主流支配性話語多善于建構一種終極目的,這種目的是當下社會所缺失而又具有可預知性的,被賦予了實現發展進步的超越性價值,遵循著歷史唯物觀的發展趨向。而科幻文學則與此相反,它所追求的是一種“認知解離”,“是一種想象的框架或一個在作者的現實經驗環境之外同時并存的擬換性可能世界”[10]。它將當下社會未被確證的某種概念或現象,投放到虛構的未來世界里,進行演繹與類推的思想實驗,使之成為某種業已形成的文學圖景。由此,歷史到未來的既定發展秩序被割裂,歷史進程的向度被外延類推,從而形成了“延伸預測”的科幻史觀。新科幻小說中時常出現的宇宙飛行、時空穿越、腦域鏈接,以及“真空衰變”“微連續理論”“宇宙坍縮”等理論,種種現階段無法解釋的問題并沒有在文本中得到詳細的解答,科幻作家的作用也不在于闡釋此等現象的原理。他們的目的是為了在自己營造的虛擬世界中,探索人類文明發展的未來向度,隱喻現實社會的危機。《三體》中,故事從經歷“文革”苦難的葉文潔向太空發射廣播展開。自此,歷史發展的向度從現實走向了未來式的“科幻”想象。《人人都愛查爾斯》向我們展現了人類駕駛以核聚變為推動力的航天飛船競賽,一種與現實相似卻又割裂的未來世界。《六道眾生》更是打破了歷史唯物觀的時空概念,創造出了并存于一個地球的六層空間異域。新科幻小說的這種想象,使循序漸進的歷史進程被終止,科技發展的“終極目的”只作為科幻文本中的闡釋背景和工具性而存在。

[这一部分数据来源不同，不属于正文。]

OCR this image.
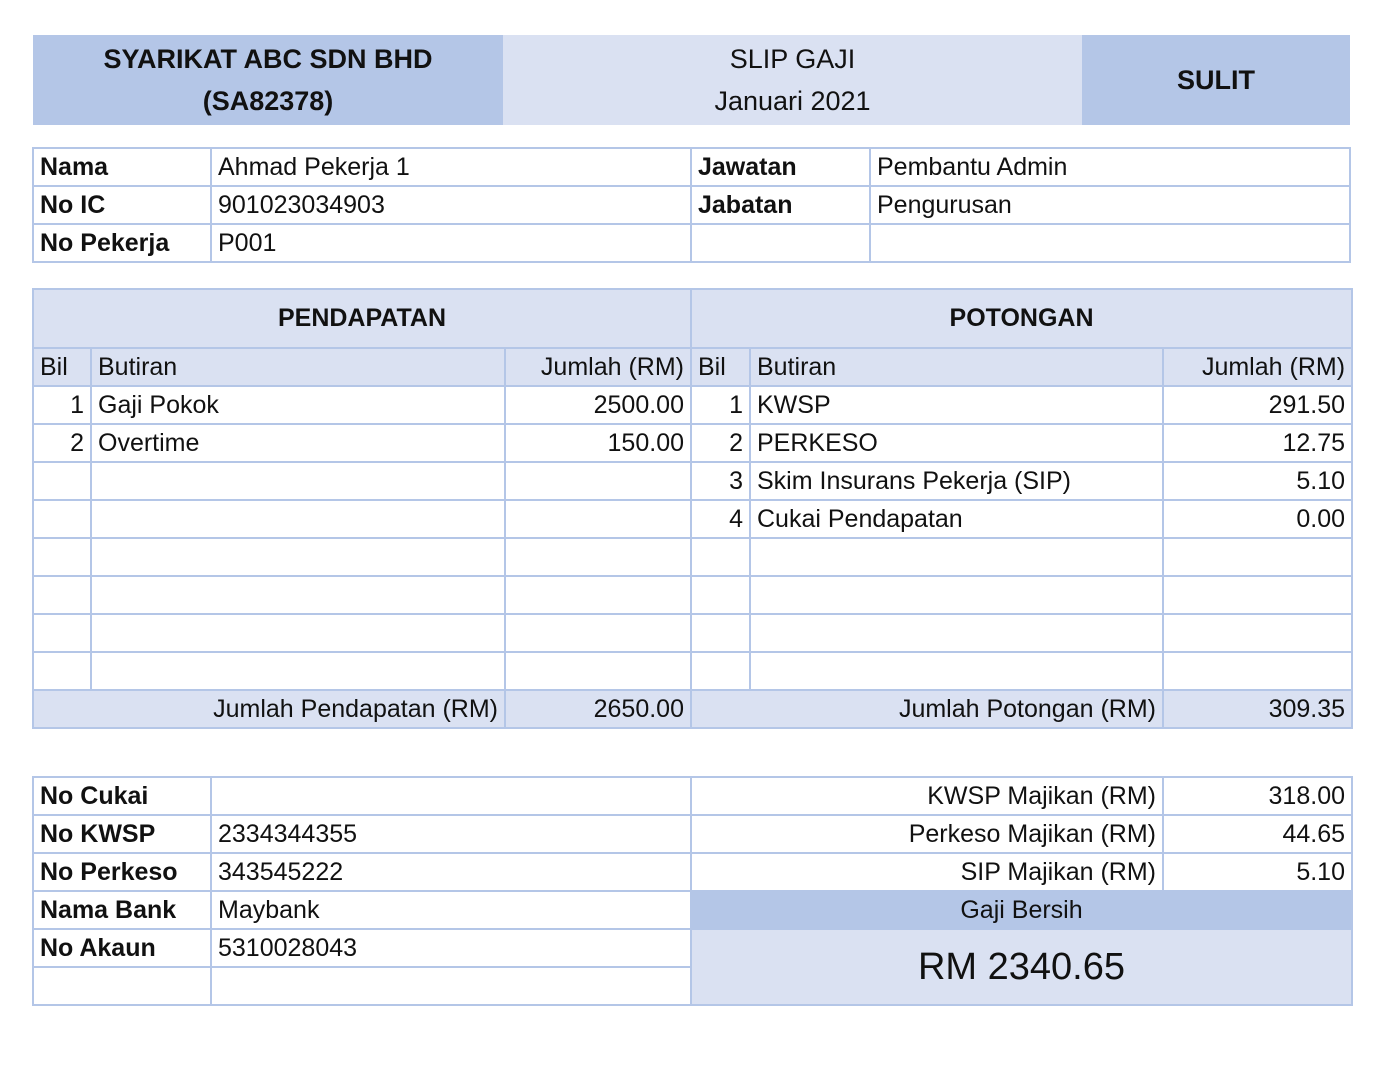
SYARIKAT ABC SDN BHD
(SA82378)
SLIP GAJI
Januari 2021
SULIT
Nama	Ahmad Pekerja 1	Jawatan	Pembantu Admin
No IC	901023034903	Jabatan	Pengurusan
No Pekerja	P001		
PENDAPATAN			POTONGAN		
Bil	Butiran	Jumlah (RM)	Bil	Butiran	Jumlah (RM)
1	Gaji Pokok	2500.00	1	KWSP	291.50
2	Overtime	150.00	2	PERKESO	12.75
			3	Skim Insurans Pekerja (SIP)	5.10
			4	Cukai Pendapatan	0.00

Jumlah Pendapatan (RM)		2650.00	Jumlah Potongan (RM)		309.35
No Cukai		KWSP Majikan (RM)	318.00
No KWSP	2334344355	Perkeso Majikan (RM)	44.65
No Perkeso	343545222	SIP Majikan (RM)	5.10
Nama Bank	Maybank	Gaji Bersih	
No Akaun	5310028043	RM 2340.65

取而代之的是文本的思想實驗,作家借科技發展作為推動文本敘述的動力,將人類文明的歷程向外延伸,去類推社會的未來前景,從而呈現出文明發展的不確定性和可能性想象。由此,新科幻小說或出現時間的跨越,或出現空間的跳轉,或呈現人類文明消亡后的“新生命”世界。這種史觀的“延伸預測”,最終為新科幻小說建構起了開放、多遠的想象空間和文學話語。進而使其跳出傳統文學場域反映現實的單一維度,而展現出新的文學批判視域和審美維度。
綜上所述,中國新科幻小說從“脫逸意識”“現代品格”“思想實驗”三個維度,展現出了與傳統主流文學相悖的亞文化特征,顯示出對支配性話語的突圍和重構。這種具有亞文化特質的邊緣突破,使得科幻文學在當代確立了作家與科學主體性的雙重回歸,建構起了獨立的文學批判話語和闡釋空間,進一步推動了中國科幻文學實現與世界科幻文學的主題契合和思想呼應,強化了科幻文學想象未來,觀照現實的生命力。